Kalau kenyataannya memang murni karena pelaksanaan Ibadah Doa Rosario, tentu merupakan tindakan yang tidak terpuji karena menihilkan aspek sakralitas suatu agama yang diyakini oleh para pemeluknya sebagai sebuah kewajiban atau anjuran dalam agama mereka. Hal ini merupakan bentuk intoleransi dalam ruang keberagamaan di negara ini. Sebab agama adalah soal keyakinan dan keimanan yang tidak seorang pun bisa memaksa orang lain ke dalam ranah tersebut. Lebih-lebih negara telah menjamin dan menerima keberadaan beberapa agama di Indonesia.

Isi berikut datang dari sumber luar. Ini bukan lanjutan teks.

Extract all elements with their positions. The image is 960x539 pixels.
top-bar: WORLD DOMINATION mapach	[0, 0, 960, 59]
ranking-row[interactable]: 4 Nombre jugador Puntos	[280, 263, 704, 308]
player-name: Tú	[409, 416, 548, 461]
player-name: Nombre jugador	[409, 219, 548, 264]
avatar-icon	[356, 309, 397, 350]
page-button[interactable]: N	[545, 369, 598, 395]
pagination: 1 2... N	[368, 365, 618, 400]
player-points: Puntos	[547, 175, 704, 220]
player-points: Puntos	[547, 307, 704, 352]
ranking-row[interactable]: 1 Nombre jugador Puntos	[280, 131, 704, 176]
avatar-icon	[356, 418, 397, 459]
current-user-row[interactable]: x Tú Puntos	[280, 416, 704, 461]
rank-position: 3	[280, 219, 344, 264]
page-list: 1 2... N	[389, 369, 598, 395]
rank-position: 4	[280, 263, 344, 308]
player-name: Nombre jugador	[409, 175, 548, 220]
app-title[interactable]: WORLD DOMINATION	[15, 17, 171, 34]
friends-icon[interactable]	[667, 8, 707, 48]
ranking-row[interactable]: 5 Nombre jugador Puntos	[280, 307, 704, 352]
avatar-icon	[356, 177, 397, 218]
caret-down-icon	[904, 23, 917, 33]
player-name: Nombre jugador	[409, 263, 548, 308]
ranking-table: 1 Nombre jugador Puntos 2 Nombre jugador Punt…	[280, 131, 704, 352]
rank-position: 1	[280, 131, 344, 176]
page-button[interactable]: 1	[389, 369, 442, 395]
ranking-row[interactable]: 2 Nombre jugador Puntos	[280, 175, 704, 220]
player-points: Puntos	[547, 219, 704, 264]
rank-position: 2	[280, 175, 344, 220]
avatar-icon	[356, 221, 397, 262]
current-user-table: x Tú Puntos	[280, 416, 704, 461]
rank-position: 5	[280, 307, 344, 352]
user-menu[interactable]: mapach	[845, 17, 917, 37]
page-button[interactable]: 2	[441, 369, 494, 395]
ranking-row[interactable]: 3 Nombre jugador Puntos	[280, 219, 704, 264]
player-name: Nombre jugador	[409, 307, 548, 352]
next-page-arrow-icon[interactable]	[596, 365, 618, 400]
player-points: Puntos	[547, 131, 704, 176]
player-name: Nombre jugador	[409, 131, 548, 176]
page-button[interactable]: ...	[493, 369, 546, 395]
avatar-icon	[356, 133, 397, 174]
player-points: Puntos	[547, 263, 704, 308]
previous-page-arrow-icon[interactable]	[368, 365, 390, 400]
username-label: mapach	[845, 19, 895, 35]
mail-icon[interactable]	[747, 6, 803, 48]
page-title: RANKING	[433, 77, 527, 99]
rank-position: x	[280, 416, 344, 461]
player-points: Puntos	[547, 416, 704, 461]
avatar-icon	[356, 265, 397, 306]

Namun, apabila kronologinya seperti yang diceritakan masyarakat setempat maka sesungguhnya intoleransi beragama di tempat tersebut tidak berjalan baik. Sebab ada dua versi tentang muasal kekerasan tersebut; versi mahasiswa dan versi masyarakat. Menurut warga setempat sekelompok mahasiswa di rumah kost tersebut memang kurang sikap tenggang rasa. Main gitar dan nyanyi di malam hari sampai mengganggu ketenangan dan kebisingan yang lain. Beberapa teguran kepada mereka seakan tidak dihiraukan dan akumulasinya dalah tindakan penggerudukan tersebut.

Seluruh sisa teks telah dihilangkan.